If you are looking for some infinite turns with Wormfang Manta, perhaps try something with Torpor Orb and something to flicker your Wormfang like Eldrazi Displacer?
The crux of the matter is that Wormfang Manta leaves the battlefield, giving you an extra turn, but is then returned to the battlefield, causing you to skip your next turn. Since your next turn is the extra one, it is skipped. Effectively, the two effects cancel one another.
You get a bunch of extra turns, but unfortunately you have to skip all of them.
Let's walk through the steps to get a clear picture of what happens. I'll refer to "enters the battlefield" and "leaves the battlefield" triggers as ETB and LTB, respectively.
- Animate Dead resolves.
- Animate Dead's ETB trigger triggers.
- Animate Dead's ETB trigger resolves. You return Worldgorger Dragon to the battlefield and attach Animate Dead to it.
- Worldgorger's ETB trigger triggers.
- Worldgorger's ETB trigger resolves. You exile Animate Dead and Wormfang.
- Wormfang's LTB trigger and the delayed trigger set up by Animate Dead both trigger. It doesn't matter how you order the triggers. Resolving Animate Dead first would result in a large number of Wormfang triggers all resolving at the end of the loop, and the route we'll take will have them resolve one at a time.
- Wormfang's trigger resolves. You get an extra turn after this one.
- Animate Dead's delayed trigger resolves. You sacrifice Worldgorger.
- Worldgorger triggers.
- Worldgorger's trigger resolves. You return Animate Dead and Wormfang to the battlefield.
- Wormfang's ETB and Animate Dead's ETB triggers both trigger. Again, it doesn't matter how you order the triggers. If we wanted to, we could build up a large pile of Wormfang triggers and resolve them all at the end of the loop. Instead we'll choose to resolve Wormfang's trigger first.

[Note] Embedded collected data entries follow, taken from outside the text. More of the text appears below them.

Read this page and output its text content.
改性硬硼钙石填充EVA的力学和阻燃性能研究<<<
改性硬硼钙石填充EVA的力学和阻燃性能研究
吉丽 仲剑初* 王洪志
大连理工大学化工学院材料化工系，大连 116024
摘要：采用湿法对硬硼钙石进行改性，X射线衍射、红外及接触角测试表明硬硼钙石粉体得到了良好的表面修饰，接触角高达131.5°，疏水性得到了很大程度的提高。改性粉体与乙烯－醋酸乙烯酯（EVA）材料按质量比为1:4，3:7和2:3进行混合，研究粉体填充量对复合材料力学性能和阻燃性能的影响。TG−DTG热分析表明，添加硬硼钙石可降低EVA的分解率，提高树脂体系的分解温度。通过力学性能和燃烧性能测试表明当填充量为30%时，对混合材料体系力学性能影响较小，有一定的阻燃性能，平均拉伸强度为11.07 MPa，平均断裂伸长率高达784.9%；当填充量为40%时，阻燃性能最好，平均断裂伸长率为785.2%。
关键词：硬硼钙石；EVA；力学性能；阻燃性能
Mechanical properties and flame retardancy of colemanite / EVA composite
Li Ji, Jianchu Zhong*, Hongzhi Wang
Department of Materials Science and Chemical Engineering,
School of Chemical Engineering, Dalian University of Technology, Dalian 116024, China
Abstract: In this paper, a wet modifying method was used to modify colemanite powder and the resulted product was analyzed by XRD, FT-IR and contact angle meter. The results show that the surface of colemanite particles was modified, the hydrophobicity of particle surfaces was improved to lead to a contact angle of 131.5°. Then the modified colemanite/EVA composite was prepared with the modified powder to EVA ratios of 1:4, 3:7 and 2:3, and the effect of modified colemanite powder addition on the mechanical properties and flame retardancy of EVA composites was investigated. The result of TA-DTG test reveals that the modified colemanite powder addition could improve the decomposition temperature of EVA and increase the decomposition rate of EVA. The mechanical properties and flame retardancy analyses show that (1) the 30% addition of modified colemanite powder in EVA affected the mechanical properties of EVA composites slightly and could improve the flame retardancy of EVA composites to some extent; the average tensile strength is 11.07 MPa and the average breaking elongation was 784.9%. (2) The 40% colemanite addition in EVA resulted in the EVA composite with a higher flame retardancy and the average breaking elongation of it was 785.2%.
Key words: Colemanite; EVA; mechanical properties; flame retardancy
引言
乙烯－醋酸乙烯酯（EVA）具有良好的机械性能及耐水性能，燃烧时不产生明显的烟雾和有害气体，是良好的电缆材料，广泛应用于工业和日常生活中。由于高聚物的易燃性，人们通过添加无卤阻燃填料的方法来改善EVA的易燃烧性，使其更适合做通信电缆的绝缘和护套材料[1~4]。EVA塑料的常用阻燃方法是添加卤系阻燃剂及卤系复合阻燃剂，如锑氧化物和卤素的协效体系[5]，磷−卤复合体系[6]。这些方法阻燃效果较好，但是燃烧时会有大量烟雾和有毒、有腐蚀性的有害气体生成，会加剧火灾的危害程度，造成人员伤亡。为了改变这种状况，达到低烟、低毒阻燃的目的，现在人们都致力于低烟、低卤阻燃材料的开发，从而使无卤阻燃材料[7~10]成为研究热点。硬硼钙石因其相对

- Wormfang's ETB trigger resolves. You skip your next turn.
- Return to step 3.
Next, we need to establish that "skip your next turn" is a replacement effect.
614.1b Effects that use the word “skip” are replacement effects. These replacement effects use the word “skip” to indicate what events, steps, phases, or turns will be replaced with nothing.
And finally, we need to show what happens if you have a hundred replacement effects waiting to replace the same "next" event.
616.1. If two or more replacement and/or prevention effects are attempting to modify the way an event affects an object or player, the affected object's controller (or its owner if it has no controller) or the affected player chooses one to apply, following the steps listed below.
That means replacement effects apply one at a time. Therefore, each time you would take an extra turn, instead one replacement effect applies and you skip the turn. The other replacement effects no longer apply to that particular event, so they continue waiting to replace the next turn.